# Lighting Fixture Mounting Height Question



## Aquaman55g (Oct 5, 2010)

I finally was able to set up my second attempt at a 55 gallon freshwater planted aquarium - it is almost complete as I am awaiting shipment of the last group of plants.
I have a question about the best height level for my Hagen T5 HO GLO lighting fixture with 108 watts total over the aquarium. I have a Top Fin 55 gallon tank with the black plastic frame and middle separator. During my first attempt to set up this tank I tried laying the lighting unit directly on the glass top but felt that this was not good due to the proximity of the heat of the bulbs to the plastic parts of the tank and plastic hinged glass tops. I was able to have a local glass shop trim some glass off the hinged tops so I could mount the Hagen T5 HO fixture mounting bracket. This bracket has four height settings and I was wondering which level would be best to rest the light fixture on to maximize plant growth, etc.
Thanks for your time and advice.

John Remsen :fish10:


----------



## Gizmo (Dec 6, 2010)

Johnny,

I always go by the idea that the closer it is to the water's surface and the less obstructed the light bulbs are between them and the water, the more light you'll get into the tank. Conversely, the more stuff you have in between (especially dirty or opaque stuff) the higher the heat buildup will be.

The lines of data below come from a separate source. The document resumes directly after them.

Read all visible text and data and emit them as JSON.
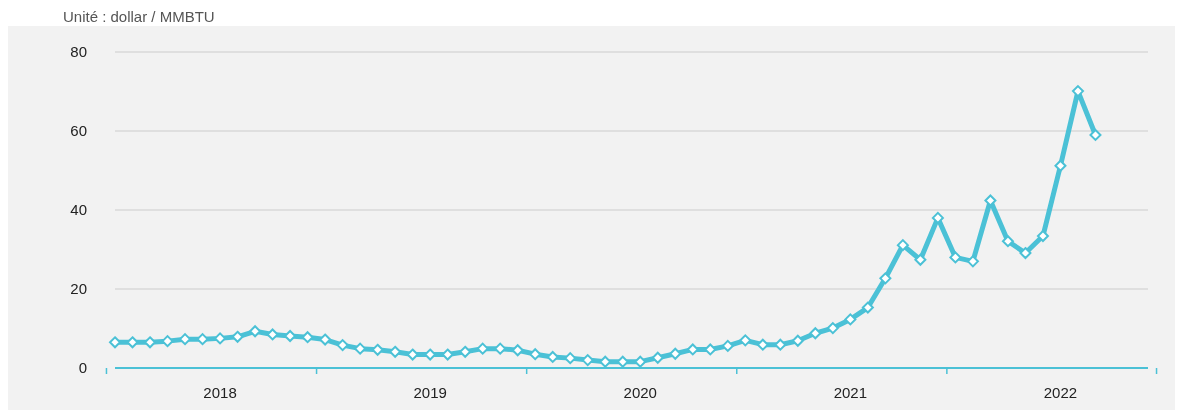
{
  "chart_data": {
    "type": "line",
    "subtitle": "Unité : dollar / MMBTU",
    "categories": [
      null,
      null,
      null,
      null,
      null,
      null,
      "2018",
      null,
      null,
      null,
      null,
      null,
      null,
      null,
      null,
      null,
      null,
      null,
      "2019",
      null,
      null,
      null,
      null,
      null,
      null,
      null,
      null,
      null,
      null,
      null,
      "2020",
      null,
      null,
      null,
      null,
      null,
      null,
      null,
      null,
      null,
      null,
      null,
      "2021",
      null,
      null,
      null,
      null,
      null,
      null,
      null,
      null,
      null,
      null,
      null,
      "2022",
      null,
      null,
      null,
      null,
      null
    ],
    "series": [
      {
        "color": "#4bc1d6",
        "values": [
          6.5,
          6.5,
          6.5,
          6.8,
          7.3,
          7.3,
          7.5,
          7.9,
          9.3,
          8.5,
          8.1,
          7.8,
          7.2,
          5.8,
          4.9,
          4.6,
          4.1,
          3.4,
          3.4,
          3.4,
          4.1,
          4.9,
          4.9,
          4.5,
          3.5,
          2.8,
          2.5,
          2.0,
          1.6,
          1.6,
          1.6,
          2.6,
          3.6,
          4.7,
          4.7,
          5.6,
          7.0,
          5.9,
          5.9,
          6.9,
          8.8,
          10.1,
          12.3,
          15.3,
          22.7,
          31.1,
          27.4,
          38.0,
          28.0,
          27.0,
          42.4,
          32.1,
          29.1,
          33.4,
          51.2,
          70.1,
          59.0,
          null,
          null,
          null
        ]
      }
    ],
    "ylim": [
      0,
      80
    ],
    "yticks": [
      0,
      20,
      40,
      60,
      80
    ],
    "grid": "y",
    "marker": "diamond",
    "line_style": "solid"
  }
}
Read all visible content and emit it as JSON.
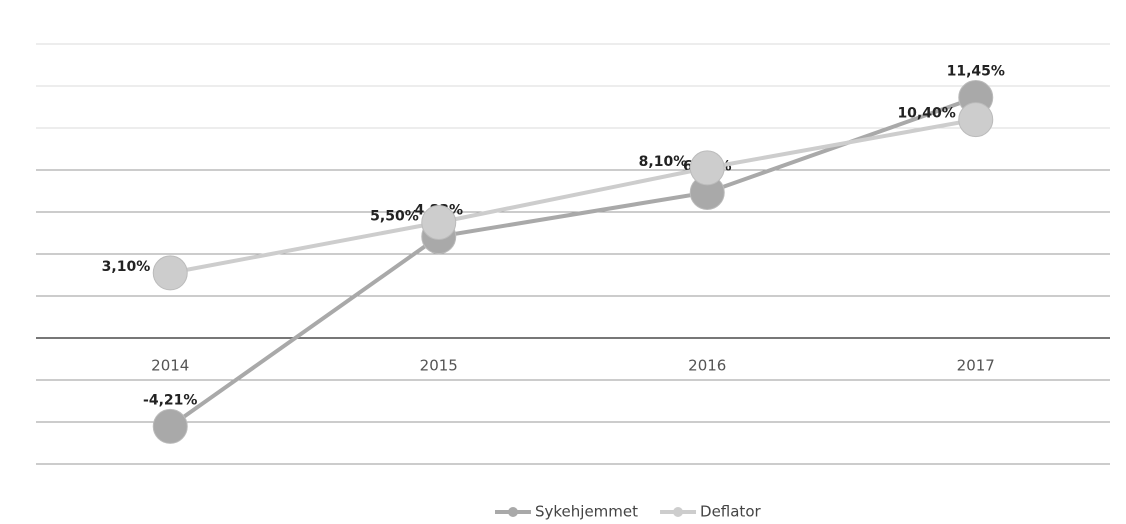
{
  "chart_data": {
    "type": "line",
    "categories": [
      "2014",
      "2015",
      "2016",
      "2017"
    ],
    "series": [
      {
        "name": "Sykehjemmet",
        "color": "#a9a9a9",
        "values": [
          -4.21,
          4.83,
          6.93,
          11.45
        ],
        "value_labels": [
          "-4,21%",
          "4,83%",
          "6,93%",
          "11,45%"
        ]
      },
      {
        "name": "Deflator",
        "color": "#cdcdcd",
        "values": [
          3.1,
          5.5,
          8.1,
          10.4
        ],
        "value_labels": [
          "3,10%",
          "5,50%",
          "8,10%",
          "10,40%"
        ]
      }
    ],
    "ylim": [
      -6,
      14
    ],
    "yticks": [
      -6,
      -4,
      -2,
      0,
      2,
      4,
      6,
      8,
      10,
      12,
      14
    ],
    "grid": true,
    "legend": "bottom"
  }
}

I've got a 48Watt T5HO fixture sitting directly on top of my ten gallon's full glass hood, and no melting problems thus far. However, it does get pretty hot. I would generally recommend an inch or two above a hood for high-powered lighting. Without a hood, I would strongly urge a splash screen (most fixtures have them) to protect the bulbs, that way you can get much closer to the water.

Many on here use egg crate from Home Depot or Lowe's as a place to rest their fixtures on over the tank, FYI.

Hope this helps!


----------